Links on Slaughters’ tail in FTSE race
1 June 2009 | By Kit Chellel
2 September 2013
3 March 2014
2 December 2013
18 November 2013
30 June 2014
LINKLATERS has closed the gap on Slaughter and May at the top of the FTSE100 adviser rankings.
The figures, by financial information provider Hemscott, rank law firms by the number of listed clients. In the quarterly rankings top-placed Slaughters has lost two top 100 companies from its roster of 27.
Since February longstanding clients 3i and transport operator FirstGroup have dropped out of the FTSE100 following falls in their share prices.
Meanwhile, Linklaters saw its number of top 100 clients remain steady at 24, reducing the gap with Slaughters to one.
Were Linklaters to overtake the City firm in the rankings it would be a major shift in the FTSE hierarchy, with Slaughters the perennial favourite for listed companies.
Linklaters global head of corporate David Barnes says: “I’m glad to hear our clients have remained stable in these turbulent times and that we’ve closed the gap between us and Slaughters.
“What tends not to change is that, over a long period of time, Linklaters and Slaughters have consistently had the largest number of FTSE100 clients, rising and falling slightly in any given period.”
Third-placed firm Herbert Smith is five clients behind Linklaters, despite gaining one company during the last quarter.
What has changed is the kind of companies that make up the FTSE100, with financial institutions falling off the bottom of the list during the past 18 months.
They are often replaced by large energy and natural resources companies from abroad, such as Linklaters clients Fresnillo, the Mexican mining group, and Kazakh miner Kazakhmys.

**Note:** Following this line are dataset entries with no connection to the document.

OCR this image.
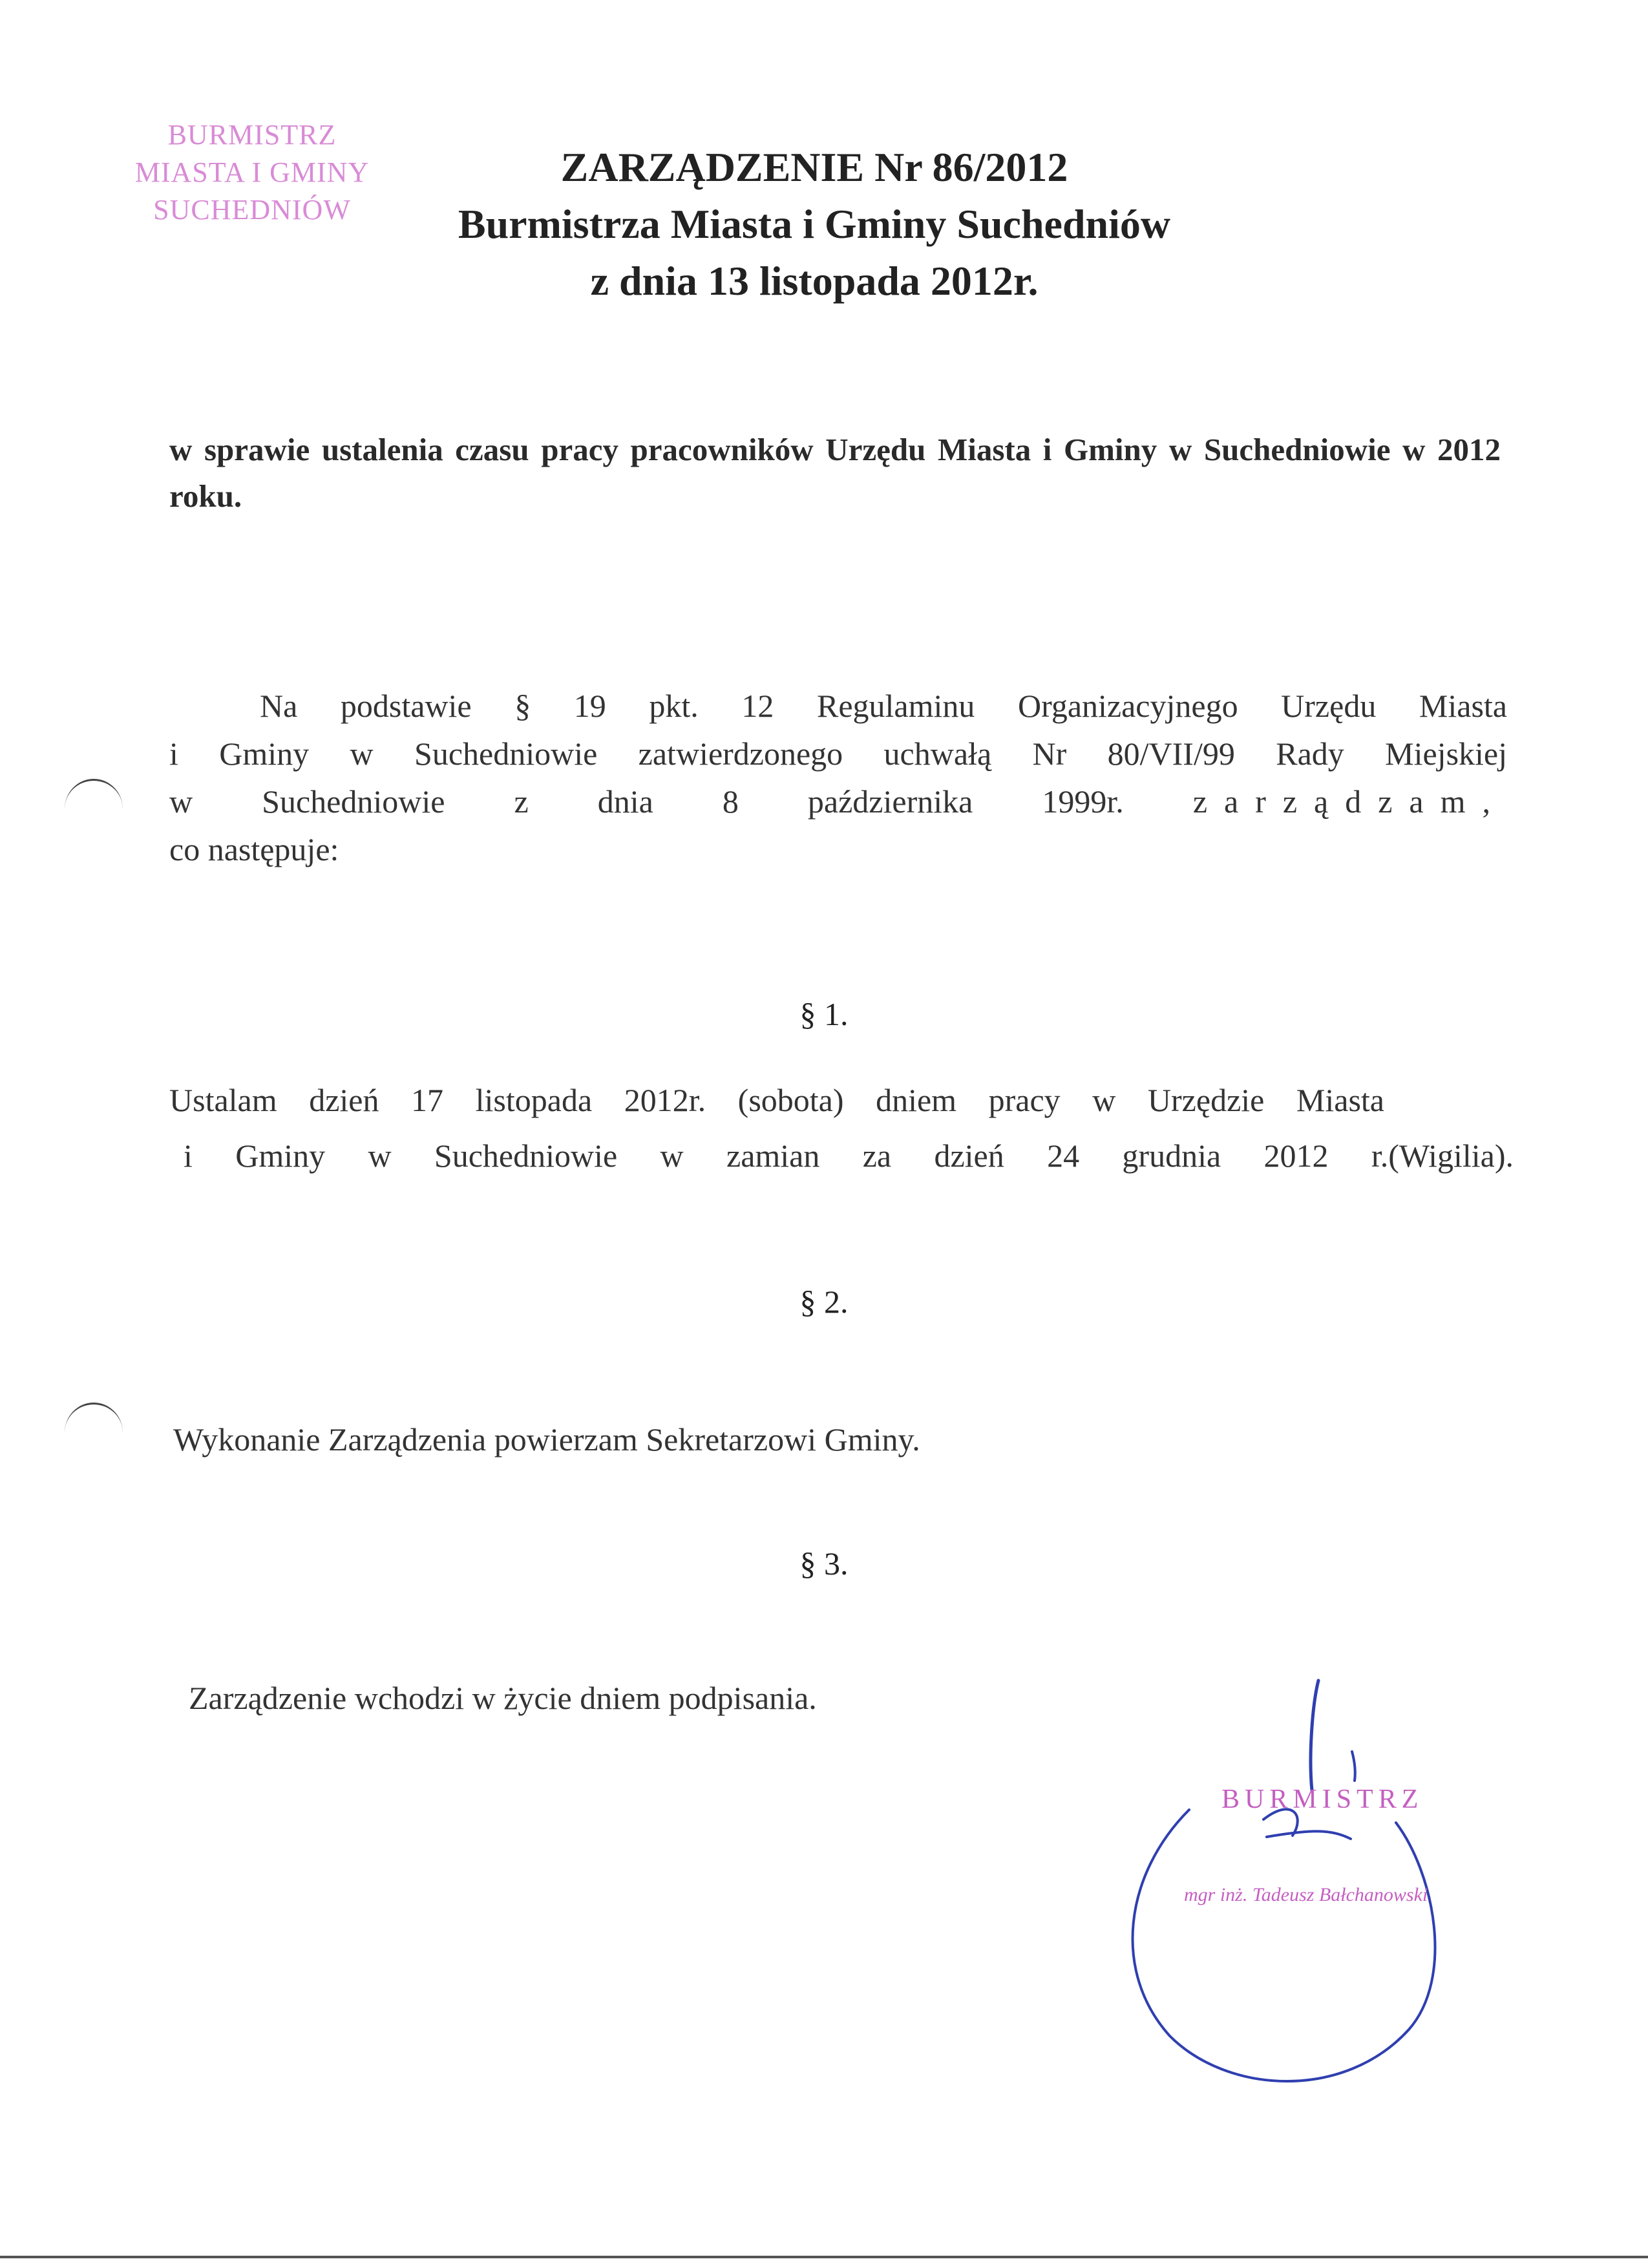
BURMISTRZ
MIASTA I GMINY
SUCHEDNIÓW
ZARZĄDZENIE Nr 86/2012
Burmistrza Miasta i Gminy Suchedniów
z dnia 13 listopada 2012r.
w sprawie ustalenia czasu pracy pracowników Urzędu Miasta i Gminy w Suchedniowie w 2012 roku.
Na podstawie § 19 pkt. 12 Regulaminu Organizacyjnego Urzędu Miasta
i Gminy w Suchedniowie zatwierdzonego uchwałą Nr 80/VII/99 Rady Miejskiej
w Suchedniowie z dnia 8 października 1999r. zarządzam,
co następuje:
§ 1.
Ustalam dzień 17 listopada 2012r. (sobota) dniem pracy w Urzędzie Miasta
i Gminy w Suchedniowie w zamian za dzień 24 grudnia 2012 r.(Wigilia).
§ 2.
Wykonanie Zarządzenia powierzam Sekretarzowi Gminy.
§ 3.
Zarządzenie wchodzi w życie dniem podpisania.
BURMISTRZ
mgr inż. Tadeusz Bałchanowski
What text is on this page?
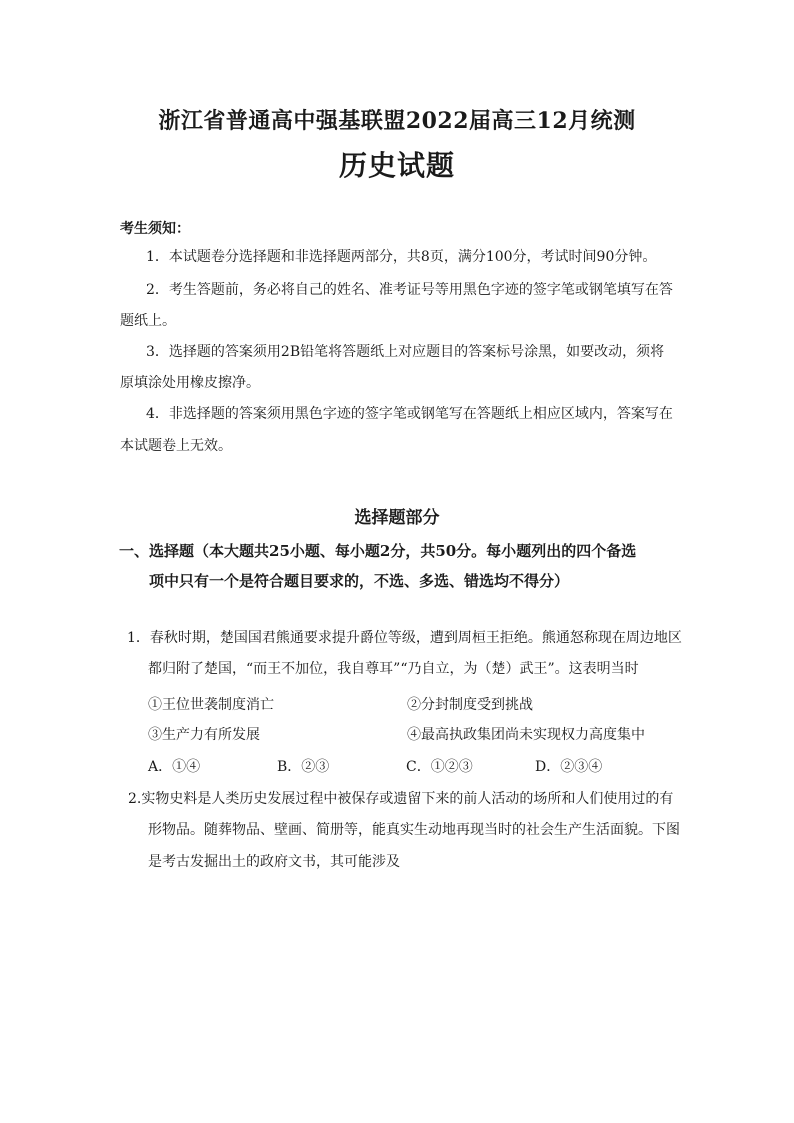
浙江省普通高中强基联盟2022届高三12月统测
历史试题
考生须知：
1．本试题卷分选择题和非选择题两部分，共8页，满分100分，考试时间90分钟。
2．考生答题前，务必将自己的姓名、准考证号等用黑色字迹的签字笔或钢笔填写在答
题纸上。
3．选择题的答案须用2B铅笔将答题纸上对应题目的答案标号涂黑，如要改动，须将
原填涂处用橡皮擦净。
4．非选择题的答案须用黑色字迹的签字笔或钢笔写在答题纸上相应区域内，答案写在
本试题卷上无效。
选择题部分
一、选择题（本大题共25小题、每小题2分，共50分。每小题列出的四个备选
项中只有一个是符合题目要求的，不选、多选、错选均不得分）
1．春秋时期，楚国国君熊通要求提升爵位等级，遭到周桓王拒绝。熊通怒称现在周边地区
都归附了楚国，“而王不加位，我自尊耳”“乃自立，为（楚）武王”。这表明当时
①王位世袭制度消亡	②分封制度受到挑战
③生产力有所发展	④最高执政集团尚未实现权力高度集中
A．①④	B．②③	C．①②③	D．②③④
2.实物史料是人类历史发展过程中被保存或遗留下来的前人活动的场所和人们使用过的有
形物品。随葬物品、壁画、简册等，能真实生动地再现当时的社会生产生活面貌。下图
是考古发掘出土的政府文书，其可能涉及
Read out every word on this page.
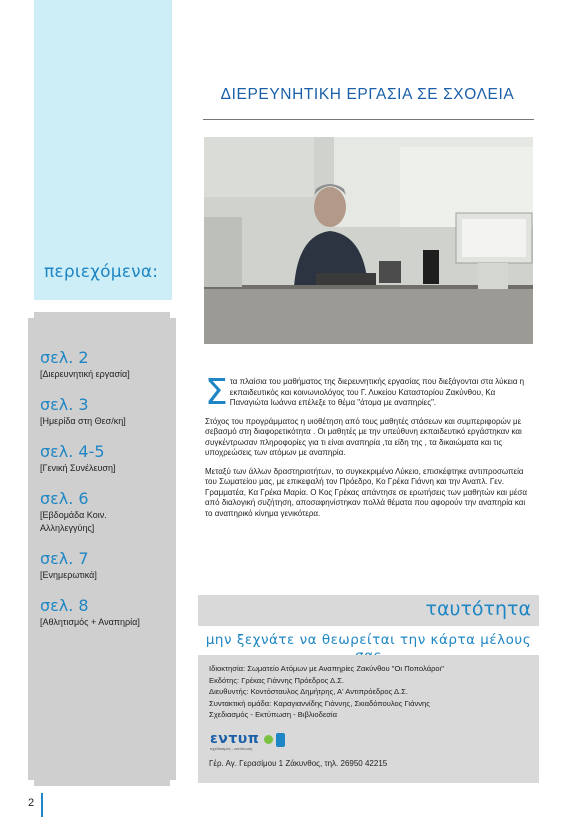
περιεχόμενα:
σελ. 2
[Διερευνητική εργασία]
σελ. 3
[Ημερίδα στη Θεσ/κη]
σελ. 4-5
[Γενική Συνέλευση]
σελ. 6
[Εβδομάδα Κοιν. Αλληλεγγύης]
σελ. 7
[Ενημερωτικά]
σελ. 8
[Αθλητισμός + Αναπηρία]
2
ΔΙΕΡΕΥΝΗΤΙΚΗ ΕΡΓΑΣΙΑ ΣΕ ΣΧΟΛΕΙΑ

Στα πλαίσια του μαθήματος της διερευνητικής εργασίας που διεξάγονται στα λύκεια η εκπαιδευτικός και κοινωνιολόγος του Γ. Λυκείου Καταστορίου Ζακύνθου, Κα Παναγιώτα Ιωάννα επέλεξε το θέμα "άτομα με αναπηρίες".

Στόχος του προγράμματος η υιοθέτηση από τους μαθητές στάσεων και συμπεριφορών με σεβασμό στη διαφορετικότητα . Οι μαθητές με την υπεύθυνη εκπαιδευτικό εργάστηκαν και συγκέντρωσαν πληροφορίες για τι είναι αναπηρία ,τα είδη της , τα δικαιώματα και τις υποχρεώσεις των ατόμων με αναπηρία.

Μεταξύ των άλλων δραστηριοτήτων, το συγκεκριμένο Λύκειο, επισκέφτηκε αντιπροσωπεία του Σωματείου μας, με επικεφαλή τον Πρόεδρο, Κο Γρέκα Γιάννη και την Αναπλ. Γεν. Γραμματέα, Κα Γρέκα Μαρία. Ο Κος Γρέκας απάντησε σε ερωτήσεις των μαθητών και μέσα από διαλογική συζήτηση, αποσαφηνίστηκαν πολλά θέματα που αφορούν την αναπηρία και το αναπηρικό κίνημα γενικότερα.

ταυτότητα
μην ξεχνάτε να θεωρείται την κάρτα μέλους
Ιδιοκτησία: Σωματείο Ατόμων με Αναπηρίες Ζακύνθου "Οι Ποπολάροι"
Εκδότης: Γρέκας Γιάννης Πρόεδρος Δ.Σ.
Διευθυντής: Κοντόσταυλος Δημήτρης, Α' Αντιπρόεδρος Δ.Σ.
Συντακτική ομάδα: Καραγιαννίδης Γιάννης, Σκιαδόπουλος Γιάννης
Σχεδιασμός - Εκτύπωση - Βιβλιοδεσία
εντυπ
σχεδιασμός - εκτύπωση
Γέρ. Αγ. Γερασίμου 1 Ζάκυνθος, τηλ. 26950 42215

Barnes says: “Many of these are emerging market mining companies that have come to list on London, and part of our strategy has been to position ourselves to work on those larger IPOs and to position ourselves for the corporate relationships going forward.”
The rise of the natural resources company has also helped Norton Rose rise up the table for FTSE100 clients. With its expertise in the sector, the firm gained two clients in the last quarter, rising from twelfth to eighth -the best performance of any firm in the top 20.
One of the new additions was oil and gas company Petrofac, and the firm also counts Drax, the UK’s largest coal power station, among its top 100 clients.
Norton Rose global head of corporate Tim Marsden says: “We have no specific strategy to target FTSE companies, as they already tend to be overlawyered.
“We seek long-term relationships through our focus on specific sectors.”
The firm has, however, targeted large European companies through its presence in Continental Europe. It acts for BNP Paribas, Société Générale and Calyon among others.
Marsden argues that the changing face of the FTSE100 is not necessarily bad news for law firms, adding: “Lawyers do well when things are down and when things are going up. It’s when things are static that lawyers don’t do so well.”
Elsewhere in the rankings, Herbert Smith gained a client when platinum producer Lonmin entered the FTSE100 last quarter, remaining in third place with 19 clients.
Freshfields Bruckhaus Deringer slipped a place to fifth after two of its clients - Wolseley and the London Stock Exchange Group - left the FTSE100.
The sharpest fall in the top 20 was Berwin Leighton Paisner, which dropped from eighth to twelfth place.
In the Hemscott rankings for small cap and fledgling clients, Ashurst recovered the top spot. The firm gained two clients during the last quarter, raising its total to 30 and seeing it overtake Slaughters at the top.
Scottish firm Dickson Minto continued its rise, gaining two clients and bringing its total to 26.
But Slaughters did manage to lead the table ranking law firms by the total number of listed clients.
The firm lost one listed client but still took joint first place with Norton Rose. Both firms now have 108 listed clients.
Eversheds, which led the listed clients table in February, lost three companies and dropped to third in the rankings.